I really haven’t done anything else. I did cook some ox cheeks in the slow cooker, which were superb. And I watched England vs San Marino. Oh and I spent £440 on an ergonomic office chair. Well, it was money that Ryanair won’t be getting this year.
What I really need is a break from the pandemic – a break from the UK – a break from the flag-shagging morons in charge of this country. Or at least to get away from Harrow from a few days – my bedroom – my prison cell of a bedroom.

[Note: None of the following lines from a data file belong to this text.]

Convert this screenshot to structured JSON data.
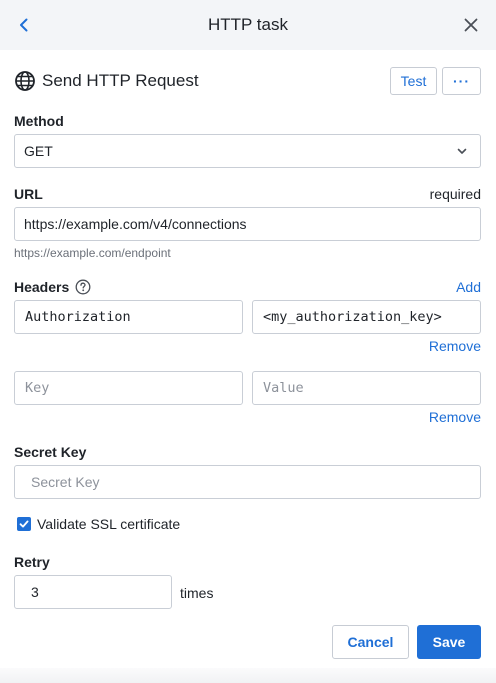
{
  "header": {
    "title": "HTTP task"
  },
  "task": {
    "title": "Send HTTP Request",
    "test_label": "Test",
    "more_label": "···"
  },
  "method": {
    "label": "Method",
    "value": "GET"
  },
  "url": {
    "label": "URL",
    "required_label": "required",
    "value": "https://example.com/v4/connections",
    "helper": "https://example.com/endpoint"
  },
  "headers": {
    "label": "Headers",
    "add_label": "Add",
    "rows": [
      {
        "key": "Authorization",
        "value": "<my_authorization_key>",
        "remove_label": "Remove"
      },
      {
        "key_placeholder": "Key",
        "value_placeholder": "Value",
        "remove_label": "Remove"
      }
    ]
  },
  "secret_key": {
    "label": "Secret Key",
    "placeholder": "Secret Key"
  },
  "ssl": {
    "label": "Validate SSL certificate",
    "checked": true
  },
  "retry": {
    "label": "Retry",
    "value": "3",
    "unit": "times"
  },
  "footer": {
    "cancel_label": "Cancel",
    "save_label": "Save"
  },
  "colors": {
    "accent": "#1f6fd6",
    "header_bg": "#f3f5f8",
    "border": "#c9ced6"
  },
  "icons": {
    "back": "chevron-left-icon",
    "close": "close-icon",
    "globe": "globe-icon",
    "help": "help-circle-icon",
    "dropdown": "chevron-down-icon",
    "check": "check-icon"
  }
}
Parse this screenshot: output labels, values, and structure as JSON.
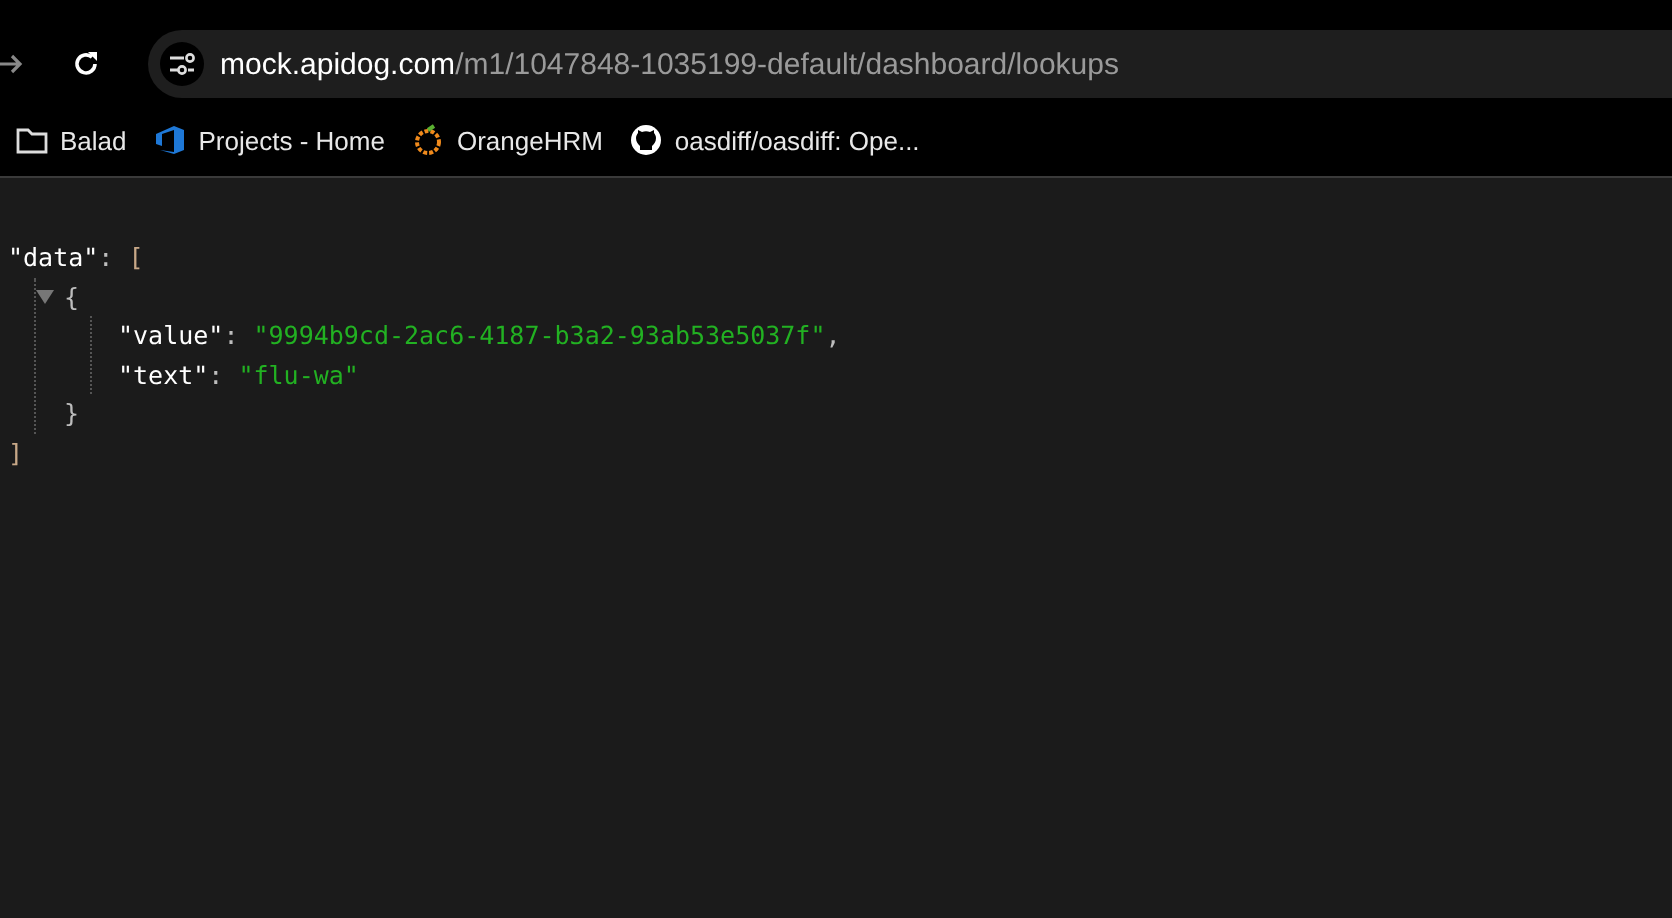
{
  "address": {
    "host": "mock.apidog.com",
    "path": "/m1/1047848-1035199-default/dashboard/lookups"
  },
  "bookmarks": [
    {
      "label": "Balad",
      "kind": "folder"
    },
    {
      "label": "Projects - Home",
      "kind": "devops"
    },
    {
      "label": "OrangeHRM",
      "kind": "orange"
    },
    {
      "label": "oasdiff/oasdiff: Ope...",
      "kind": "github"
    }
  ],
  "json_view": [
    {
      "tokens": [
        {
          "kind": "key",
          "text": "\"data\""
        },
        {
          "kind": "punct",
          "text": ": "
        },
        {
          "kind": "bracket",
          "text": "["
        }
      ],
      "close": [
        {
          "kind": "bracket",
          "text": "]"
        }
      ],
      "children": [
        {
          "tokens": [
            {
              "kind": "punct",
              "text": "{"
            }
          ],
          "expanded": true,
          "close": [
            {
              "kind": "punct",
              "text": "}"
            }
          ],
          "children": [
            {
              "tokens": [
                {
                  "kind": "key",
                  "text": "\"value\""
                },
                {
                  "kind": "punct",
                  "text": ": "
                },
                {
                  "kind": "string",
                  "text": "\"9994b9cd-2ac6-4187-b3a2-93ab53e5037f\""
                },
                {
                  "kind": "punct",
                  "text": ","
                }
              ]
            },
            {
              "tokens": [
                {
                  "kind": "key",
                  "text": "\"text\""
                },
                {
                  "kind": "punct",
                  "text": ": "
                },
                {
                  "kind": "string",
                  "text": "\"flu-wa\""
                }
              ]
            }
          ]
        }
      ]
    }
  ]
}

I am going to have a Blacklock all-in tonight with a nice bottle of Rioja. And yes, I will be eating with another human being which means breaking rules for only the second time this year. Judge me if you want – but I need a snippet of humanity, a few hours away from my computer, a few hours away from the endless months of solitude. Everyone else has been breaking rules, though they often don’t seem to even admit it to themselves let alone everyone else – some proper hypocritical shite on social media but that’s a discussion for the beer garden in a few week’s time.
Don’t worry, I’ll be back in front of my computer for the rest of the weekend – though I’m going to keep the studying to a minimum. I might even not do any.